Research

We develop algorithms for robust autonomous operation in challenging underwater environments, focusing on the unique challenges of the marine environment, such as the limited communication, dynamic disturbances, and degraded sensing. Research questions include: how to achieve reliable localization with limited acoustic sensing; how to enable efficient multi-robot coordination under severe constraints; and how to perform robust perception and mapping in visually degraded conditions. Our work spans fundamental robotics capabilities from SLAM to motion planning and control, with particular emphasis on field deployment and validation.

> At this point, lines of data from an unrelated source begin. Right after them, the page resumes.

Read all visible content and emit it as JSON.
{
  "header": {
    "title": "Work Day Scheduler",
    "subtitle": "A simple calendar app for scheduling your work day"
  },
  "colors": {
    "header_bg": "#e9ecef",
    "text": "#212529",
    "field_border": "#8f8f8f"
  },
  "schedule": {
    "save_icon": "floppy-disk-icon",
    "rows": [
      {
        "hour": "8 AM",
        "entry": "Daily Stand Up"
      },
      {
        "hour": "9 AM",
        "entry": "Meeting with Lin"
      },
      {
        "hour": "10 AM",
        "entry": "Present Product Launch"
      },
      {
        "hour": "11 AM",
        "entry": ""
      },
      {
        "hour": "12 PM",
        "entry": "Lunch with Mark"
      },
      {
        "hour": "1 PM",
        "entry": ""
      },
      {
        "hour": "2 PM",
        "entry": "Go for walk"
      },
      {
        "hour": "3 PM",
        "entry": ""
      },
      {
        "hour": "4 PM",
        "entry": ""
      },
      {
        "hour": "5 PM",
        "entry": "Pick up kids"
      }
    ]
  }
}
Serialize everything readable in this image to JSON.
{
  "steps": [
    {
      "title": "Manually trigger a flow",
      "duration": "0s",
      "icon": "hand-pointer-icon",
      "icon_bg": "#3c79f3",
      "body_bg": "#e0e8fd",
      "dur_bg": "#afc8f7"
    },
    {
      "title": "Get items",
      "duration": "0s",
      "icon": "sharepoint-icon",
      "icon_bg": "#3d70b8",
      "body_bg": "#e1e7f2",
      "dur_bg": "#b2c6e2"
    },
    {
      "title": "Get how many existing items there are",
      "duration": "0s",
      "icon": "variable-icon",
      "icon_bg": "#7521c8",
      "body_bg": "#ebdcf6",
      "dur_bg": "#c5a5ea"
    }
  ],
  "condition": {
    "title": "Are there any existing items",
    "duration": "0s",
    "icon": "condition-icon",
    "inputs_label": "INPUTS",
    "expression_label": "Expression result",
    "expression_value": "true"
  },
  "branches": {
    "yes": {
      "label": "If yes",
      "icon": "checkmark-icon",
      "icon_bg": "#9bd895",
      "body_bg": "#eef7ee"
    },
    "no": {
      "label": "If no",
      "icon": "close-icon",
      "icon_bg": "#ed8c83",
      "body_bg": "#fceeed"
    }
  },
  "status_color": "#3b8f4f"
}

Our research focuses on developing robust reinforcement learning algorithms that can handle the challenges of real-world robotics: continuous action spaces, partial observability, and safety constraints. We investigate how to enable efficient learning from limited data, how to incorporate safety constraints into the learning process, and how to transfer learned policies across different robots and tasks. A key focus is bridging the gap between simulation and reality through techniques like domain randomization and meta-learning.

Our research explores the design of control and planning strategies for multi-robot teams working in real-world environment. We are particularly interested in machine learning techniques, such as reinforcement learning, to achieve distributed decision-making and efficient coordination. We investigate areas such as cooperative control, multi-agent coordination, ad hoc teamwork, and the deployment on these techniques in real world robots. By transforming how robotic tasks are approached, our focus on distributed autonomy and cooperative behavior enables the deployment of larger-scale and more robust robotic systems across a range of application domains.